NAT La bécasse des bois

Nom latin : Scolopax rusticola. Nom flamand : houtsnip.
Famille. Scolopacidae.
Autre nom vernaculaire français : « La belle mordorée », mot issu de deux mots : ‘maure’*  = « noir », et « doré », caractérisant son plumage « noir et doré ». Il n’existe pas de dimorphisme sexuel, c.‑à-d. que les plumages du mâle et de la femelle sont sont identiques.
*Maure (<Mauritanie) et sarrasin sont deux dénominations par lesquelles le français a nommé autrefois des populations du pourtour méditerranéen. Rappelez-vous du film « Les Visiteurs » et de la réaction de « Jacouille la Fripouille » en voyant le facteur sortant de sa fourgonnette Renault 4L de La Poste☺)

La bécasse des bois. Alias « la belle mordorée », qualificatif justifié par ses couleurs noires et dorées. (Photo M-Ch & J-Fr Misonne)

Apparence et mœurs. Elle a la taille d’une perdrix et sa rondeur est accentuée par sa très courte queue. Basse sur pattes, son plumage se confond parfaitement avec la litière des feuilles mortes dans les sous-bois forestiers.
C’est un oiseau nocturne qui sort des fourrés pour se rendre dans les prairies voisines et les marais, pour y pâturer.
Son vol est très rapide, souvent en zig-zag entre les arbres.

Alimentation. Quelle ne fut pas notre surprise, mêlée à du ravissement, lorsque nous l’avons aperçue au bord de notre petite pièce d’eau à Pécrot, le 09.02.2021. Après s’être désaltérée, elle s’est promenée tranquillement dans la pelouse, à la recherche de vers de terre, qu’elle attire à la surface par son piétinement saccadé, et qu’elle capture grâce à son très long bec. Elle sent ses proies enfouies dans le sol par le toucher.

Bécasse à la recherche de lombrics. (Photo M-Ch & J-Fr Misonne)

Vue. Ses yeux, placés sur le côté de la tête, lui permettent de surveiller les alentours ; elle voit en effet à 360°.

Le temps des amours. Les bécasses sont solitaires, voire insociables. Elles n’entrent en contact avec leurs congénères qu’à l’époque des amours. À l’époque des migrations, le mâle recherche une partenaire à la tombée de la nuit ou au lever du jour, en lançant un cri d’amour. Dès mars, il se livre à des manifestations nuptiales en vol ; c’est ce qu’on appelle la « croule ». La femelle, restée au sol, répond à son appel.

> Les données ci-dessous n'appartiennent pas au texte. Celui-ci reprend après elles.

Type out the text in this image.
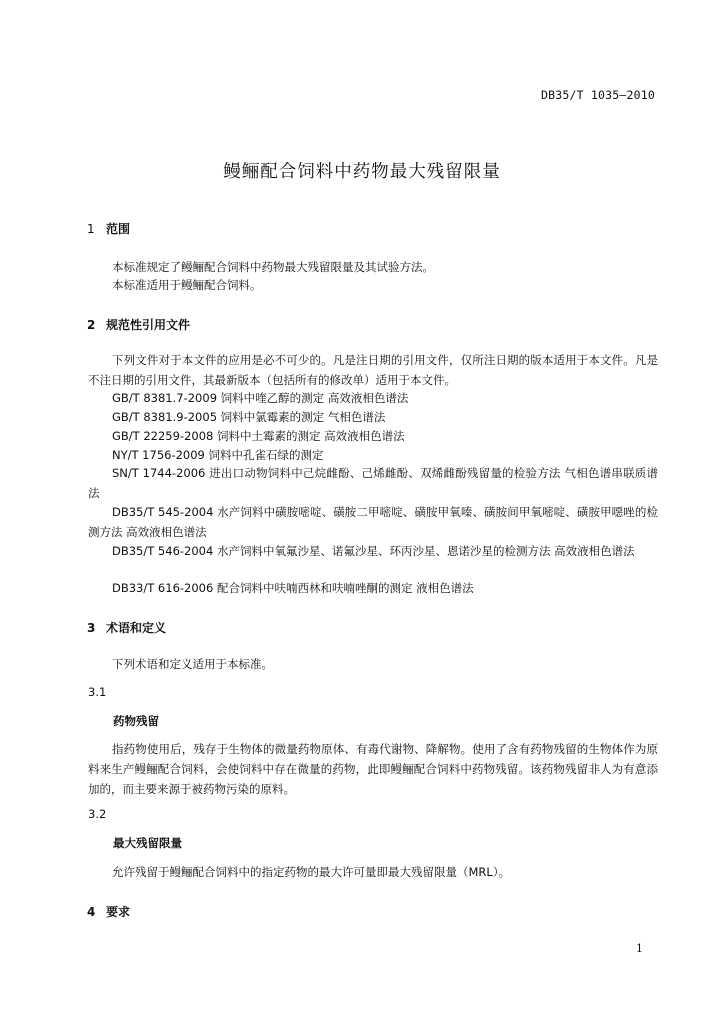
DB35/T 1035—2010
鳗鲡配合饲料中药物最大残留限量
1 范围
本标准规定了鳗鲡配合饲料中药物最大残留限量及其试验方法。
本标准适用于鳗鲡配合饲料。
2 规范性引用文件
下列文件对于本文件的应用是必不可少的。凡是注日期的引用文件，仅所注日期的版本适用于本文件。凡是不注日期的引用文件，其最新版本（包括所有的修改单）适用于本文件。
GB/T 8381.7-2009 饲料中喹乙醇的测定 高效液相色谱法
GB/T 8381.9-2005 饲料中氯霉素的测定 气相色谱法
GB/T 22259-2008 饲料中土霉素的测定 高效液相色谱法
NY/T 1756-2009 饲料中孔雀石绿的测定
SN/T 1744-2006 进出口动物饲料中己烷雌酚、己烯雌酚、双烯雌酚残留量的检验方法 气相色谱串联质谱法
DB35/T 545-2004 水产饲料中磺胺嘧啶、磺胺二甲嘧啶、磺胺甲氧嗪、磺胺间甲氧嘧啶、磺胺甲噁唑的检测方法 高效液相色谱法
DB35/T 546-2004 水产饲料中氧氟沙星、诺氟沙星、环丙沙星、恩诺沙星的检测方法 高效液相色谱法
DB33/T 616-2006 配合饲料中呋喃西林和呋喃唑酮的测定 液相色谱法
3 术语和定义
下列术语和定义适用于本标准。
3.1
药物残留
指药物使用后，残存于生物体的微量药物原体、有毒代谢物、降解物。使用了含有药物残留的生物体作为原料来生产鳗鲡配合饲料，会使饲料中存在微量的药物，此即鳗鲡配合饲料中药物残留。该药物残留非人为有意添加的，而主要来源于被药物污染的原料。
3.2
最大残留限量
允许残留于鳗鲡配合饲料中的指定药物的最大许可量即最大残留限量（MRL）。
4 要求
1
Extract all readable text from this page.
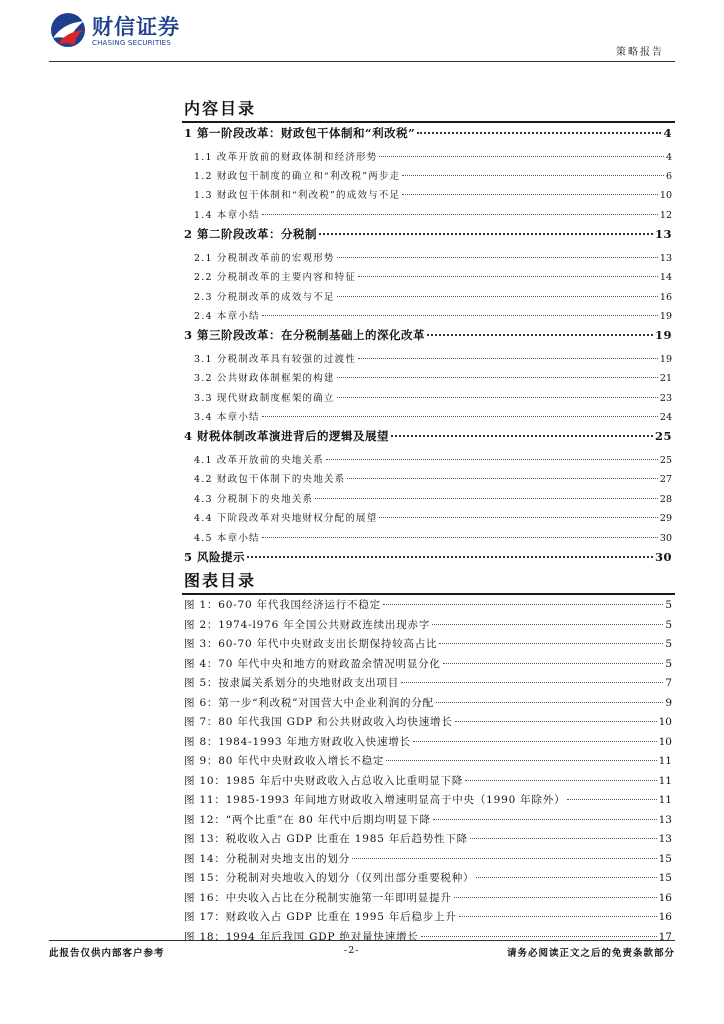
财信证券
CHASING SECURITIES
策略报告
内容目录
1 第一阶段改革：财政包干体制和“利改税”	4
1.1 改革开放前的财政体制和经济形势	4
1.2 财政包干制度的确立和“利改税”两步走	6
1.3 财政包干体制和“利改税”的成效与不足	10
1.4 本章小结	12
2 第二阶段改革：分税制	13
2.1 分税制改革前的宏观形势	13
2.2 分税制改革的主要内容和特征	14
2.3 分税制改革的成效与不足	16
2.4 本章小结	19
3 第三阶段改革：在分税制基础上的深化改革	19
3.1 分税制改革具有较强的过渡性	19
3.2 公共财政体制框架的构建	21
3.3 现代财政制度框架的确立	23
3.4 本章小结	24
4 财税体制改革演进背后的逻辑及展望	25
4.1 改革开放前的央地关系	25
4.2 财政包干体制下的央地关系	27
4.3 分税制下的央地关系	28
4.4 下阶段改革对央地财权分配的展望	29
4.5 本章小结	30
5 风险提示	30
图表目录
图 1：60-70 年代我国经济运行不稳定	5
图 2：1974-l976 年全国公共财政连续出现赤字	5
图 3：60-70 年代中央财政支出长期保持较高占比	5
图 4：70 年代中央和地方的财政盈余情况明显分化	5
图 5：按隶属关系划分的央地财政支出项目	7
图 6：第一步“利改税”对国营大中企业利润的分配	9
图 7：80 年代我国 GDP 和公共财政收入均快速增长	10
图 8：1984-1993 年地方财政收入快速增长	10
图 9：80 年代中央财政收入增长不稳定	11
图 10：1985 年后中央财政收入占总收入比重明显下降	11
图 11：1985-1993 年间地方财政收入增速明显高于中央（1990 年除外）	11
图 12：“两个比重”在 80 年代中后期均明显下降	13
图 13：税收收入占 GDP 比重在 1985 年后趋势性下降	13
图 14：分税制对央地支出的划分	15
图 15：分税制对央地收入的划分（仅列出部分重要税种）	15
图 16：中央收入占比在分税制实施第一年即明显提升	16
图 17：财政收入占 GDP 比重在 1995 年后稳步上升	16
图 18：1994 年后我国 GDP 绝对量快速增长	17
此报告仅供内部客户参考	-2-	请务必阅读正文之后的免责条款部分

Le mâle émet de curieux cris, bas et sourds : « quorr quorr quorr » (d’où le nom de « croule ») alternant avec des cris très aigus perceptibles à 500 m : « psssip » (cf. NAT Comment reconnaitre les chants d’oiseaux). Cette parade porte donc le nom de « croule », issu de ce cri. L’oiseau reste muet durant dix mois de l’année, pour entrer en vocalises de mars à mai.

Nidification. Une minorité de bécasses est sédentaire et niche en Europe de l’ouest, alors que les populations beaucoup plus nombreuses de Scandinavie et de Russie migrent pour nicher chez nous. La femelle construit un nid au sol avec des herbes sèches, entremêlées de bouts de bois. Elle pond, une à deux fois par an, quatre œufs de la taille d’un gros œuf de pigeon, gris roussâtre marbré de stries ondulées. Elle couve pendant 21 à 24 jours. Les petits sitôt nés, quittent le nid ; ils sont donc « nidifuges ».

Particularité du plumage. L’une des premières rémiges primaires (alule) est atrophiée et constitue un petit plumeau très fin et rigide (3 cm), autrefois recherché par les peintres pour les détails de leurs toiles, et appelé « plume du peintre ».

Alule, plume du peintre (photo Internet)

Fiente. L’excrément de la bécasse est caractéristique, large et blanc sans odeur, appelé « miroir » ; c’est un marqueur de sa présence ou de son passage.

Chasse. La bécasse est protégée en Flandre mais on peut la chasser du 15 octobre au 31 décembre en Wallonie, où on ne la considère pas comme menacée (source : Portail de la biodiversité en Wallonie).

Gastronomie. La bécasse est un met de choix. Au moment de son envol, elle « lâche son miroir », vidant complètement ses intestins. Elle épargne ainsi au chasseur, qui lui a aimablement administré une bonne dose de plomb ou d’acier, le dur labeur de l’éviscération. Au moment de la dégustation, il place une serviette sur sa tête pour humer pleinement le fumet de la bécasse.